И с испугом увидел устремленный на него сквозь застилающие глаза слезы яростный взгляд Натальи Израилевны…
Глава восьмая. «С паровозами и туманами в набегающие поля…»
Тишина за Рогожской заставою… Впрочем, какая-то жуткая, неестественная для огромного столичного города тишина качалась и над заставою Абельмановской, и здесь, над заставой Крестьянскою… До девятнадцатого года именовавшейся Спасскою, и имевшей таможенный пост на Камер-Коллежском Валу.
Покрашенное облупившейся табельной желтой краской, с ампирными колоннами, зданьице заставы еще виднелось у трамвайного круга, где тихо шипели под водяной пылью дуговые фонари.
А дальше, вниз, к недавно убранному в камень берегу Москвы-реки, только антрацитово поблескивала лужами непролазная черная грязь. Среди тонких, как лезвия ножей, полупрозрачных туч воровской походкой пробирался серебристый, узкий, как финка, месяц.
Было тихо? Отнюдь. Среди низких одноэтажных домишек, в подслеповатых окошках которых не горело ни единого огонька, было просто таки мертвецки тихо!
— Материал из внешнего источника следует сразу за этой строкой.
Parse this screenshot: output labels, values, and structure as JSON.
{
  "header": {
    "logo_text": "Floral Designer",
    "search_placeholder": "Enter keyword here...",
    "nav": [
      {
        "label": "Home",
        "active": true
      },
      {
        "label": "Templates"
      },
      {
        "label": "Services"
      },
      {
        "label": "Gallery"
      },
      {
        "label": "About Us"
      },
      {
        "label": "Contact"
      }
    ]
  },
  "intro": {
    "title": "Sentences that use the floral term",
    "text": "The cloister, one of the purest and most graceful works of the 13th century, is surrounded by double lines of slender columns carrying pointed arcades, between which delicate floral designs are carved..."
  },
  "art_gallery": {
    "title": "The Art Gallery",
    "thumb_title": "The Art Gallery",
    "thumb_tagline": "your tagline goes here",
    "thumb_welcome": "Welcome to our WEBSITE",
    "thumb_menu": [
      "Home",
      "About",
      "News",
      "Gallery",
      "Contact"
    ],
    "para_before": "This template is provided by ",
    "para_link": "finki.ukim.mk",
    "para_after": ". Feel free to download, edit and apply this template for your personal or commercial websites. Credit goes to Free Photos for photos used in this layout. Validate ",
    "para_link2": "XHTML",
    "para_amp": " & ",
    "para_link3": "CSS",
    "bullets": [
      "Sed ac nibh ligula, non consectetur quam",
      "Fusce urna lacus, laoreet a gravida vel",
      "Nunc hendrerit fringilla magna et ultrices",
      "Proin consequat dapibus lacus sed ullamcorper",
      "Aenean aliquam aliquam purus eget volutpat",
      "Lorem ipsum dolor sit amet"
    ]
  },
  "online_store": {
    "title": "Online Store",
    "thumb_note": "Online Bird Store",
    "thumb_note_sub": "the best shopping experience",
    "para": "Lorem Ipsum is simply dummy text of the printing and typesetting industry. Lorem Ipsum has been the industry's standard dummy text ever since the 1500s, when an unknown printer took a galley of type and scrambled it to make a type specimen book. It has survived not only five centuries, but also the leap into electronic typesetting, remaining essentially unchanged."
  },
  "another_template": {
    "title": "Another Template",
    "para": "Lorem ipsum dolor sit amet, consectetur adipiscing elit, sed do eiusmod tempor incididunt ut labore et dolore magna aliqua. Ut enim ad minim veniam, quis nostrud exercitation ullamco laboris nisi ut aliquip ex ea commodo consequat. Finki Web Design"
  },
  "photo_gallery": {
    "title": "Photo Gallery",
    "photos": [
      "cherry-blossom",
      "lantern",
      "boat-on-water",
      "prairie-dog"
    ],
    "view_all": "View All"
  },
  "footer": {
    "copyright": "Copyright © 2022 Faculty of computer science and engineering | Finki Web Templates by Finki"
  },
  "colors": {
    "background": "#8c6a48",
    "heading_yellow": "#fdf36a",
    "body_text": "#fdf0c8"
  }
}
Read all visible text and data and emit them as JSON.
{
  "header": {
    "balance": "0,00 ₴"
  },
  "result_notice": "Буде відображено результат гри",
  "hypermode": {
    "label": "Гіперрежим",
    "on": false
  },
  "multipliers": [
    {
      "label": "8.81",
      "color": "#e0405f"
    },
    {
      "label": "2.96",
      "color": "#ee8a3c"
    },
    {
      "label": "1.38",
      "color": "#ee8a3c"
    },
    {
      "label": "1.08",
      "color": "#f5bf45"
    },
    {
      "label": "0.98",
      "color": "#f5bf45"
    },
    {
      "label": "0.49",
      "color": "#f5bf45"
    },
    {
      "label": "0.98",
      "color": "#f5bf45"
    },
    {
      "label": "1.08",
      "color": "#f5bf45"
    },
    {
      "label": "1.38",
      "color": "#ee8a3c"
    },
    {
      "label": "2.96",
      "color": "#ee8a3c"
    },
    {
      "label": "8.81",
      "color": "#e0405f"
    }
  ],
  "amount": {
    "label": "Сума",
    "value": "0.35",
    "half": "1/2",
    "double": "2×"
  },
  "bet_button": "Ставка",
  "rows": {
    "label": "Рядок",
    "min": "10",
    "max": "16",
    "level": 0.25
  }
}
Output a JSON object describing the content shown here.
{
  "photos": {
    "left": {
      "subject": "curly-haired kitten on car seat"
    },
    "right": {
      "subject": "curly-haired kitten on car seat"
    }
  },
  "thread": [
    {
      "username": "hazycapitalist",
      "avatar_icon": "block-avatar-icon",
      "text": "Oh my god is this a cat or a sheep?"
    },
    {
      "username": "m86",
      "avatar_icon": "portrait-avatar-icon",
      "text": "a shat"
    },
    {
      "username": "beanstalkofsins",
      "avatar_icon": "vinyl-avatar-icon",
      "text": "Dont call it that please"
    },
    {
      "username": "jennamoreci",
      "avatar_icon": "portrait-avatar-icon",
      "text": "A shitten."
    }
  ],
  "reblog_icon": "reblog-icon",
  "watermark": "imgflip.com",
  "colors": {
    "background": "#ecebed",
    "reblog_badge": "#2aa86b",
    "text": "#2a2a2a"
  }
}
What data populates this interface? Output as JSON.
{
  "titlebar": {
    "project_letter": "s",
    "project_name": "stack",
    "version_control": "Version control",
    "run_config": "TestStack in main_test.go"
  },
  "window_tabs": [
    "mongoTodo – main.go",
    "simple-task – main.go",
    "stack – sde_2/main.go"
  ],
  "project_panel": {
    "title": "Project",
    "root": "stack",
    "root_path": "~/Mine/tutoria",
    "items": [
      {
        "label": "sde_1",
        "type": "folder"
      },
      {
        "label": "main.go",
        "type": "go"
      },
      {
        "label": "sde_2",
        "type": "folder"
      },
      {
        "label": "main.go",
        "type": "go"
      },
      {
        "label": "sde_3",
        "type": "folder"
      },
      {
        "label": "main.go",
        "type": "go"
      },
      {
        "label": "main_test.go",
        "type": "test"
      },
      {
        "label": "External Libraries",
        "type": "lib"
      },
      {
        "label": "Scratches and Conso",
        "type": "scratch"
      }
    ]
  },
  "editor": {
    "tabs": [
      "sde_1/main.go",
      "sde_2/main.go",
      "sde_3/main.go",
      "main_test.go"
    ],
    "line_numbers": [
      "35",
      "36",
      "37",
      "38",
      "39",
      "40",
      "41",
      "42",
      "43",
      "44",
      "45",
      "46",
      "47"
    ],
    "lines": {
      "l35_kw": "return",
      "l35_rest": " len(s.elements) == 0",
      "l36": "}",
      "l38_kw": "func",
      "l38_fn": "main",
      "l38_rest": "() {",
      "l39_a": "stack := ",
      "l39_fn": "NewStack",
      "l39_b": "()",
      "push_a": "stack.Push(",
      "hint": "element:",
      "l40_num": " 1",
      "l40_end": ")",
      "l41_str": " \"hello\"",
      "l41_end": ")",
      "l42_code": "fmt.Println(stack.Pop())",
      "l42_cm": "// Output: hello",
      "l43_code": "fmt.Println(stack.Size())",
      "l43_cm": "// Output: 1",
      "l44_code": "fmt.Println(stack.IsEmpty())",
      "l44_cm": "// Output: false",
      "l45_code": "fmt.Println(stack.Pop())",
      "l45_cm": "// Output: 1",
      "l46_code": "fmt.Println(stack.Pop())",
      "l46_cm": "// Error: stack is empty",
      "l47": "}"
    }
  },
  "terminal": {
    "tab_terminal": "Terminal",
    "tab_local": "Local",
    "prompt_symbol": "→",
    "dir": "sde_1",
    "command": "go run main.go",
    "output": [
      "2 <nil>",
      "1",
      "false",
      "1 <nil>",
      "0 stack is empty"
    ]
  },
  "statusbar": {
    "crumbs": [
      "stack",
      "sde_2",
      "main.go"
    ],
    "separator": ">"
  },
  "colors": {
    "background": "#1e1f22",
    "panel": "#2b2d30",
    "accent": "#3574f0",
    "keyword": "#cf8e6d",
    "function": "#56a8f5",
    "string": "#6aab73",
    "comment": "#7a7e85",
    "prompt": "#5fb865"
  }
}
Тихо именно тем ознобным покоем, который только и бывает в ночных покойницких да ещё на старинных, заброшенных кладбищах.
Натка считала себя довольно храброй комсомолкой (да, по совести, таковой и действительно была!) но и ей вдруг стало не по себе.
Она робко просунула отчего-то озябшую руку под локоть Бекреневу и, близоруко щурясь, начала вместе с ним пробираться по разбитым торцам мостовой туда, где черным, точно вырезанным из засвеченной фотобумаги силуэтом высилась стройная трехъярусная колокольня, на фоне темно-синего неба, подсвеченного в стороне Центра оранжевым отблеском.
Там, вдали, звенели трамваи, гудели клаксонами автобусы и таксомоторы, нарядные зрители только направлялись в театральные фойе и в сверкающий среди зелени лампионами сад «Эрмитаж».
А здесь, буквально в двадцати минутах езды на трамвае от Яузских ворот, было безлюдье, запустение и…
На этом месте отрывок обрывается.